Irving tapped Viveca on the arm, interrupting her interview with the pilot. “I got somebody here, on the line from Moscow. He can help explain what’s going on in the place where the hijacker comes from. His name is Viktor Gulko, he’s the President of the Federation’s right-hand man. Mr. Gulko, you’re on the air to everybody in America. First tell us what’s the state of the war down in Nagorno-whatever.”

That was a softball to let the man wake up and gather his thoughts. Irving knew what he wanted Gulko for, and knew that what he would ask for was in the Russian Federation’s best interests. The question was a setup for a yes, would advance the story, and might even help the President in his tight spot. As the Russian aide sketched the outlines of the ethnic strife between Armenians and Azeris, it occurred to Irving that he could make a reporter out of the woman seated next to him. He wrote out for Viveca: “Bust in with—would you be willing to call your contacts down in that republic and get them to find someone who will try to talk the hijacker out of her plan?
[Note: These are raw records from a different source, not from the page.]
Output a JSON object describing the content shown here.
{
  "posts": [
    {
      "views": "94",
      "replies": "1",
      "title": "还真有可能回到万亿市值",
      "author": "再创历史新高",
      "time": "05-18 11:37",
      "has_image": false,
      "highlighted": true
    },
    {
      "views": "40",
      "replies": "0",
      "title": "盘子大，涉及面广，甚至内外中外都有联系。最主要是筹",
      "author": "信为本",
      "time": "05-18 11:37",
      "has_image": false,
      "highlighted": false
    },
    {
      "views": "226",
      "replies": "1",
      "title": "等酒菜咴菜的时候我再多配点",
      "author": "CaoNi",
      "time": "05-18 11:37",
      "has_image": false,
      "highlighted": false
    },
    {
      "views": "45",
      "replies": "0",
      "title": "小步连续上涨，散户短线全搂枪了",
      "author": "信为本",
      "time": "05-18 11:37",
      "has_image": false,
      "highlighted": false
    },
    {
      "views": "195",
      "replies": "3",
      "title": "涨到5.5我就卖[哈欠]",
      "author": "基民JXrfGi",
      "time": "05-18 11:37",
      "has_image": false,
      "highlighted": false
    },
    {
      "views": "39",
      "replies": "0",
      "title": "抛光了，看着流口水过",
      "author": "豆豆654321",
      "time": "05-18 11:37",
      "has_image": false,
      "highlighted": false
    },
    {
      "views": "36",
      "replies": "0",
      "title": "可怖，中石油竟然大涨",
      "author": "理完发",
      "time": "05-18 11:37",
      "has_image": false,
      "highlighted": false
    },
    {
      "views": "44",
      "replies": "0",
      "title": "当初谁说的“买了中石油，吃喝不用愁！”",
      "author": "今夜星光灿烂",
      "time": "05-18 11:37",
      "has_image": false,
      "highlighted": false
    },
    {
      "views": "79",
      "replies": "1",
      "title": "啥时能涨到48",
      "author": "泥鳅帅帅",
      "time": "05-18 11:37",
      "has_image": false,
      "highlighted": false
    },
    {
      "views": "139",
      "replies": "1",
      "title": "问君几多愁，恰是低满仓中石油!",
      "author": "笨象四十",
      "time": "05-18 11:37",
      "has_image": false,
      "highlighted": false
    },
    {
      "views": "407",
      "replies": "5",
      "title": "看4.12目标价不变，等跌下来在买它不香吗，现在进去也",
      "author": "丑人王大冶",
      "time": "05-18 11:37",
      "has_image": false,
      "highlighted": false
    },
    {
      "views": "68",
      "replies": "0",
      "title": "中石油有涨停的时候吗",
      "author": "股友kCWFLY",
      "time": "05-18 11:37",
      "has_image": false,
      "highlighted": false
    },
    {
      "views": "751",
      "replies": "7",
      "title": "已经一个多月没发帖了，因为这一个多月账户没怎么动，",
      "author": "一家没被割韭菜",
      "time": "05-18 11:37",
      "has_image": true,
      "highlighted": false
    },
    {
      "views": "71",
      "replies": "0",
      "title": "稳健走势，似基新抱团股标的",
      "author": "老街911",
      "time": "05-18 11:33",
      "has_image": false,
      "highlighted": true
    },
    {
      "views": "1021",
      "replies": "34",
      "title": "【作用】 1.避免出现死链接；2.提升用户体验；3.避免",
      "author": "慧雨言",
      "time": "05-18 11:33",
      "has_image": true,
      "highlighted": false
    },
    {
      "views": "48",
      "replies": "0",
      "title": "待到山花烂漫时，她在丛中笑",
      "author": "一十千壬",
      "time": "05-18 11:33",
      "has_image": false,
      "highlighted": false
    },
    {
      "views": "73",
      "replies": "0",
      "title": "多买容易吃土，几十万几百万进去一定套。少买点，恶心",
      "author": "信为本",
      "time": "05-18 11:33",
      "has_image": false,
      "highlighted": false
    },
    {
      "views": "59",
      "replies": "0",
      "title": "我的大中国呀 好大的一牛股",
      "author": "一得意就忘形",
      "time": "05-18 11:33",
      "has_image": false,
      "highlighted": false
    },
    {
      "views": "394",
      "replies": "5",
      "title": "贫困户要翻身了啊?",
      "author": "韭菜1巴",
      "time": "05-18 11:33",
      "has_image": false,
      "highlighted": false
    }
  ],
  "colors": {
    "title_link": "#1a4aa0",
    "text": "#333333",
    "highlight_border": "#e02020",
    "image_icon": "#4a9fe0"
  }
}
We can patch whoever it is through to the plane.”

One thing about Viveca—in a fluid situation, she took direction. She waited until Irving was in the middle of a question about the cause of the Armenian uprising to put her hand on his arm, on camera, and say: “Let me break in, Mr. Gulko, with this question: would you be willing, right this minute, to call your contacts down in that republic and get them to find someone who will talk the hijacker out of her plan?”

“Well, yes, of course,” Gulko said after the briefest hesitation, perhaps aware he was broadcasting to millions from his bed. “I will first call my superior, who will call the Russian President. I am sure he will be eager for us to do all we can to help avert this danger to the life of the President of the United States. When I get the Armenian leader who can help, or perhaps a relative of the hijacker, I will use the hotline to the White House?”

“The switchboard may be jammed,” said Irving, picking up on the Russian’s rising inflection. He wanted to maintain control of the communication. “Call this number, and we’ll patch you through to Whacka and onto the plane.” He took off his lapel mike and gave him the number, hoping it would not go over the air to let every nut call in.
Gulko would know what Whacka was; the KGB tapped its transmissions often enough.